Among the public buildings and places of interest are the three churches on the Green, built in 1814; Center Church (Congregational), in the rear of which is the grave of John Dixwell (1608–1689), one of the regicides; United (formerly known as North) Church (Congregational), and Trinity Church, which belongs to one of the oldest Protestant Episcopal congregations in Connecticut. On the north-western side of the Green are the buildings of Yale University (q.v.); the “college” campus is the square enclosed by College, Chapel, High and Elm streets, with Battell Chapel at its eastern corner, Farnam, Lawrence, Phelps, Welch and Osborn halls on its south-eastern side, Vanderbilt Hall, Connecticut (or South Middle) Hall, the oldest of the Yale buildings (1750), and the Art School on the southern side, the Library, Dwight Hall and Alumni Hall on the north-western and Durfee Hall on the northern side; farther north of the Green are the Divinity School, the University Campus, on which are the Bicentennial Buildings and Memorial Hall, and, lying between Grove Street and Trumbull Street and Prospect Street and Hillhouse Avenue, the buildings of the Sheffield Scientific School. In the vicinity is the Grove Street Cemetery, in which are the graves of many famous Americans. Besides the University Library, there are a Public Library (1887), containing about 80,000 vols., the library of the Young Men's Institute (1826) and the collection of the New Haven Colony Historical Society. The city contains a State Normal School and a number of hospitals and charitable institutions.

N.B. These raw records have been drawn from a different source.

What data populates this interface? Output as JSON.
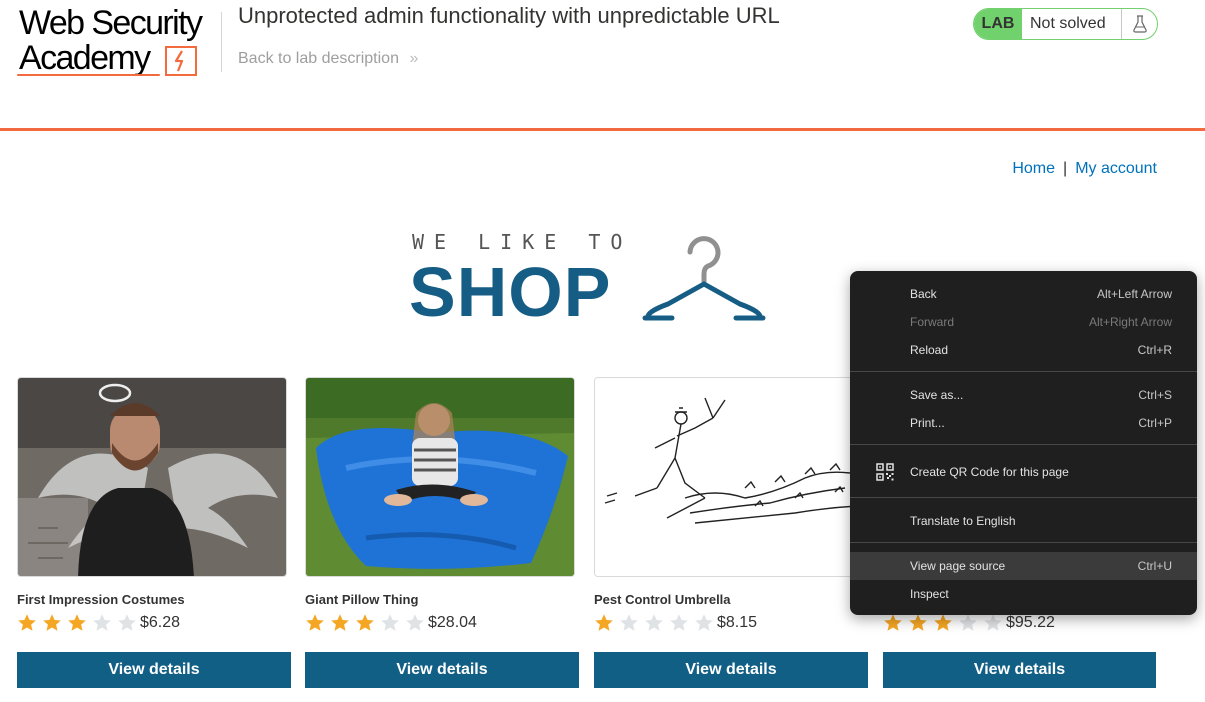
{
  "academy_header": {
    "logo_line1": "Web Security",
    "logo_line2": "Academy",
    "lab_title": "Unprotected admin functionality with unpredictable URL",
    "back_link": "Back to lab description",
    "lab_badge": "LAB",
    "lab_status": "Not solved"
  },
  "nav": {
    "home": "Home",
    "separator": "|",
    "my_account": "My account"
  },
  "banner": {
    "line1": "WE LIKE TO",
    "line2": "SHOP"
  },
  "products": [
    {
      "name": "First Impression Costumes",
      "rating": 3,
      "price": "$6.28",
      "button": "View details"
    },
    {
      "name": "Giant Pillow Thing",
      "rating": 3,
      "price": "$28.04",
      "button": "View details"
    },
    {
      "name": "Pest Control Umbrella",
      "rating": 1,
      "price": "$8.15",
      "button": "View details"
    },
    {
      "name": "",
      "rating": 3,
      "price": "$95.22",
      "button": "View details"
    }
  ],
  "context_menu": {
    "items": [
      {
        "label": "Back",
        "shortcut": "Alt+Left Arrow",
        "disabled": false
      },
      {
        "label": "Forward",
        "shortcut": "Alt+Right Arrow",
        "disabled": true
      },
      {
        "label": "Reload",
        "shortcut": "Ctrl+R",
        "disabled": false
      },
      {
        "label": "Save as...",
        "shortcut": "Ctrl+S",
        "disabled": false
      },
      {
        "label": "Print...",
        "shortcut": "Ctrl+P",
        "disabled": false
      },
      {
        "label": "Create QR Code for this page",
        "shortcut": "",
        "disabled": false,
        "icon": "qr-code-icon"
      },
      {
        "label": "Translate to English",
        "shortcut": "",
        "disabled": false
      },
      {
        "label": "View page source",
        "shortcut": "Ctrl+U",
        "disabled": false,
        "highlighted": true
      },
      {
        "label": "Inspect",
        "shortcut": "",
        "disabled": false
      }
    ]
  },
  "colors": {
    "accent_orange": "#f26a3d",
    "lab_green": "#70d16d",
    "button_blue": "#125f86",
    "link_blue": "#0071bc",
    "star_gold": "#f5a623",
    "star_empty": "#e0e3e6"
  }
}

Among the newspapers of New Haven are the Morning Journal and Courier (1832, Republican), whose weekly edition, the Connecticut Herald and Weekly Journal, was established as the New Haven Journal in 1766; the Palladium (Republican; daily, 1840; weekly, 1828); the Evening Register (Independent; daily, 1840; weekly, 1812); and the Union (1873), a Democratic evening paper. At New Haven also are published several weekly English, German and Italian papers, and a number of periodicals, including the American Journal of Science (1818), the Yale Law Journal (1890) and the Yale Review (1892), a quarterly.

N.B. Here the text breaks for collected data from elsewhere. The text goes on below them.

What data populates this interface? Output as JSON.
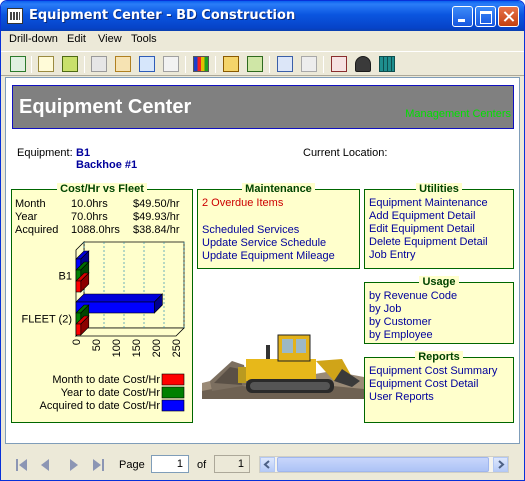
{
  "window": {
    "title": "Equipment Center - BD Construction"
  },
  "menu": [
    "Drill-down",
    "Edit",
    "View",
    "Tools"
  ],
  "toolbar": {
    "icons": [
      "refresh-icon",
      "document-icon",
      "print-icon",
      "find-icon",
      "filter-icon",
      "internet-explorer-icon",
      "notes-icon",
      "bar-chart-icon",
      "export-icon",
      "spreadsheet-icon",
      "arrow-list-icon",
      "copy-icon",
      "home-icon",
      "hat-icon",
      "calculator-icon"
    ]
  },
  "header": {
    "title": "Equipment Center",
    "link": "Management Centers"
  },
  "equipment": {
    "label": "Equipment:",
    "code": "B1",
    "name": "Backhoe #1"
  },
  "location": {
    "label": "Current Location:"
  },
  "cost_panel": {
    "title": "Cost/Hr vs Fleet",
    "rows": [
      {
        "label": "Month",
        "hours": "10.0hrs",
        "rate": "$49.50/hr"
      },
      {
        "label": "Year",
        "hours": "70.0hrs",
        "rate": "$49.93/hr"
      },
      {
        "label": "Acquired",
        "hours": "1088.0hrs",
        "rate": "$38.84/hr"
      }
    ]
  },
  "chart_data": {
    "type": "bar",
    "orientation": "horizontal",
    "three_d": true,
    "categories": [
      "B1",
      "FLEET (2)"
    ],
    "x_ticks": [
      "0",
      "50",
      "100",
      "150",
      "200",
      "250"
    ],
    "xlim": [
      0,
      250
    ],
    "grid": true,
    "legend_position": "bottom",
    "series": [
      {
        "name": "Month to date Cost/Hr",
        "color": "#FF0000",
        "values": [
          12,
          12
        ]
      },
      {
        "name": "Year to date Cost/Hr",
        "color": "#008000",
        "values": [
          12,
          12
        ]
      },
      {
        "name": "Acquired to date Cost/Hr",
        "color": "#0000FF",
        "values": [
          12,
          196
        ]
      }
    ]
  },
  "maintenance": {
    "title": "Maintenance",
    "overdue": "2 Overdue Items",
    "links": [
      "Scheduled Services",
      "Update Service Schedule",
      "Update Equipment Mileage"
    ]
  },
  "utilities": {
    "title": "Utilities",
    "links": [
      "Equipment Maintenance",
      "Add Equipment Detail",
      "Edit Equipment Detail",
      "Delete Equipment Detail",
      "Job Entry"
    ]
  },
  "usage": {
    "title": "Usage",
    "links": [
      "by Revenue Code",
      "by Job",
      "by Customer",
      "by Employee"
    ]
  },
  "reports": {
    "title": "Reports",
    "links": [
      "Equipment Cost Summary",
      "Equipment Cost Detail",
      "User Reports"
    ]
  },
  "pager": {
    "page_label": "Page",
    "page_value": "1",
    "of_label": "of",
    "total": "1"
  }
}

In 1900 New Haven was the most important manufacturing centre in Connecticut, and in 1905 it was second only to Bridgeport in the value of its factory product. In 1905 its establishments numbered 490. The principal manufactures are hardware, foundry and machine shop products, ammunition and fire-arms (the Winchester Company), carriages and wagons, malt liquors, paper boxes and corsets. Meat packing is also an important industry. In 1905 the total capital invested in manufacturing was $31,412,715 and the total product $39,666,118 (a gain of 13·7% since 1900). Commercially, New Haven is primarily a distributing point for the Atlantic seaboard, but the city is a port of entry, and foreign commerce (almost exclusively importing) is carried on to some extent, the imports in 1909 being valued at $404,805. In 1908 the assessed valuation of real and personal property was $119,592,508, the net debt was $3,854,498 and the rate of taxation was 14·75 mills on the dollar.

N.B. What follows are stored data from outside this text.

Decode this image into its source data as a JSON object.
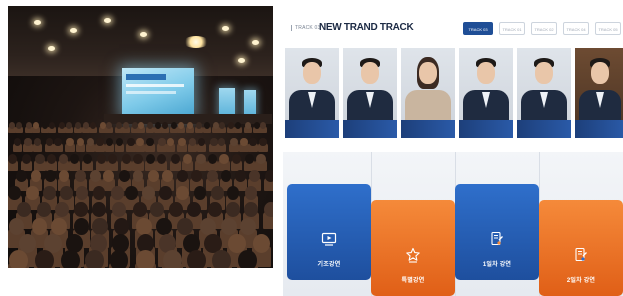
{
  "panel": {
    "track_label": "TRACK 03",
    "title": "NEW TRAND TRACK",
    "tabs": [
      "TRACK 03",
      "TRACK 01",
      "TRACK 02",
      "TRACK 04",
      "TRACK 05"
    ],
    "active_tab": 0
  },
  "speakers": [
    {
      "caption": ""
    },
    {
      "caption": ""
    },
    {
      "caption": ""
    },
    {
      "caption": ""
    },
    {
      "caption": ""
    },
    {
      "caption": ""
    }
  ],
  "cards": [
    {
      "label": "기조강연",
      "icon": "video-play-icon",
      "color": "blue"
    },
    {
      "label": "특별강연",
      "icon": "star-award-icon",
      "color": "orange"
    },
    {
      "label": "1일차 강연",
      "icon": "document-edit-icon",
      "color": "blue"
    },
    {
      "label": "2일차 강연",
      "icon": "document-edit-icon",
      "color": "orange"
    }
  ],
  "colors": {
    "accent_blue": "#1f4e96",
    "card_blue": "#2f6fcb",
    "card_orange": "#f58a3a",
    "title": "#1c2a44"
  }
}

Under a charter of 1899, as amended afterwards, the city government, which has almost entirely superseded the town government, is in the hands of a mayor, who holds office for two years and appoints most of the administrative officers, except a board of aldermen (of whom each has a two-year term, six are chosen from the city at large and the others one each from each ward, the even-numbered wards electing their representatives one year and the odd-numbered the next), a city clerk, controller, sheriff, treasurer and tax collector, all chosen by popular vote, and an assistant clerk, appointed by the board of aldermen.

The first settlement in New Haven (called Quinnipiac, its Indian name, until 1640) was made in the autumn of 1637 by a party of explorers in search of a site for colonization for a band of Puritans, led by Theophilus Eaton and the Rev. John Davenport, who had arrived at Boston, Massachusetts, from England in July 1637. In the following spring a permanent settlement was made. It was governed under a “plantation covenant” until the 4th of June 1639, when, at a general meeting, the “free planters” adopted the fundamental principles of a new government. They agreed that the Scriptures should be their guide in civil affairs, and that only approved church members should be admitted to the body politic; twelve men were appointed to choose seven men (“seven pillars”) who should found the church and admit to its original membership such planters as they thought properly qualified. This having been done, the first General Court of which there is record met on the 25th of October. At this court the members of the new church, together with six members of other approved churches, were admitted to citizenship; a magistrate, four assistants, a secretary and a constable were chosen as the civil officers; annual elections and an annual session of the General Court in the last week of October were agreed upon; English statute and common law were expressly excluded; and the “worde of God was adopted as the onely rule to be attended unto in ordering the affayres of government in this plantation.” As thus founded, New Haven was town and colony combined. In 1643–1644 the colony was expanded into the New Haven Jurisdiction, embracing the towns of New Haven, Guilford, Milford, Stamford, and Branford in Connecticut, and, on Long Island, Southold; but this “Jurisdiction” was dissolved in 1664, and all these towns (except Southold) passed under the jurisdiction of Connecticut, according to the Connecticut charter of 1662. The government of the Jurisdiction was of the strictest Puritan type, and although the forty-five “blue laws” which the Rev. Samuel Peters, in his General History of Connecticut, ascribed to New Haven were much confused with the laws of the other New England colonies and some were mere inventions, yet many of them, and others equally “blue,” were actually in operation as enactments or as court decisions in New Haven.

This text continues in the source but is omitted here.